Voyant que l'autre personne ne répondait pas, l'homme poursuivit : « Il semble que vous pensiez vous-même que ce n'est pas approprié ; si tel est le cas, pourquoi voulez-vous quand même y aller ? Est-ce que pour vous, être enseignant n'est qu'un travail, et que, comparé au salaire que ce travail vous rapporte, les soi-disant responsabilités et obligations sont relativement insignifiantes ? »
« Je... je ne veux pas répondre à cette question », dit faiblement Wu Yinwu, évitant la question.
« Pourquoi fuis-tu ? N'as-tu pas retrouvé ton courage ? » insista l'homme. « As-tu seulement songé que si tu n'étais pas allée à l'hôtel Wanfeng ce jour-là, ou si tu n'étais jamais devenue enseignante, cette tragédie ne se serait pas produite ? D'une certaine manière, tes élèves ne sont-ils pas morts à cause de toi ? »
"Je... je..." Wu Yinwu ne put plus prononcer un mot ; ce qui sortit de l'enregistrement fut un sanglot douloureux et désespéré.
« Bon sang ! » Luo Fei n'en pouvait plus. Il haussa les sourcils et s'écria : « Poser une telle question à un vieil homme qui vient de subir un grave traumatisme physique et mental, c'est comme le pousser à sa perte ! »
« Comment expliquer autrement un tel effet viral ? Quant à savoir si la personne interrogée peut gérer la situation, ces journalistes s'en moquent éperdument », dit Zeng Rihua en éteignant le lecteur. Puis, avec un sourire exagéré, il ajouta : « Ils espèrent peut-être que Wu Yinwu ne tiendra pas le coup et qu'il lui arrivera malheur. Regardez les titres des podcasts sur Internet, ils n'exploitent-ils pas la mort de Wu Yinwu pour faire le buzz ? »
« Ses intentions sont méprisables ! Ses intentions sont méprisables ! » Luo Fei répéta avec colère l'expression à deux reprises, puis demanda à Zeng Rihua : « Qui est ce journaliste ? »
Zeng Rihua secoua la tête
: «
Je ne sais pas encore.
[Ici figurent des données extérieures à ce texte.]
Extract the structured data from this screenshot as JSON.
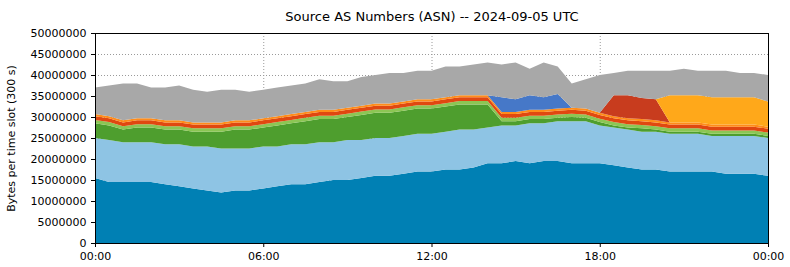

Le journaliste en ligne a utilisé des pseudonymes pour publier l’article, et si vous écoutez l’enregistrement, vous constaterez qu’il a modifié sa voix, visiblement par peur d’être reconnu. Le retrouver ne sera probablement pas chose facile…
»
« Je garde ça pour l'instant. » Luo Fei prit le lecteur MP3 des mains de Zeng Rihua. « Je refuse de croire qu'on ne trouvera aucun indice. »
Zeng Rihua haussa les épaules et demanda de manière rhétorique : « À quoi bon le retrouver ? Son comportement lors de l'interview n'est pas illégal en soi. »
Luo Fei fut décontenancé, réalisant que l'autre personne avait raison. Yin Jian, au volant, ne put se contenir plus longtemps et frappa du poing sur le volant
: «
Pour falsification de documents et usurpation d'identité, arrêtez-le tout de suite. Une fois en cellule, on verra bien ce qu'on fera de lui
!
»
« Laisse tomber, n'y pensons plus maintenant. » Voyant que son assistant s'agitait, Luo Fei fit un geste de la main et dit : « Ne laissons pas cela interférer avec nos affaires. »
Yin Jian serra les dents de ressentiment et ne dit rien de plus. Zeng Rihua soupira et dit : « Soupir… Tu sais, on se bat bec et ongles contre les Euménides, mais parfois, quand on rencontre ces choses exaspérantes, on aimerait vraiment qu’ils s’occupent de ces types. »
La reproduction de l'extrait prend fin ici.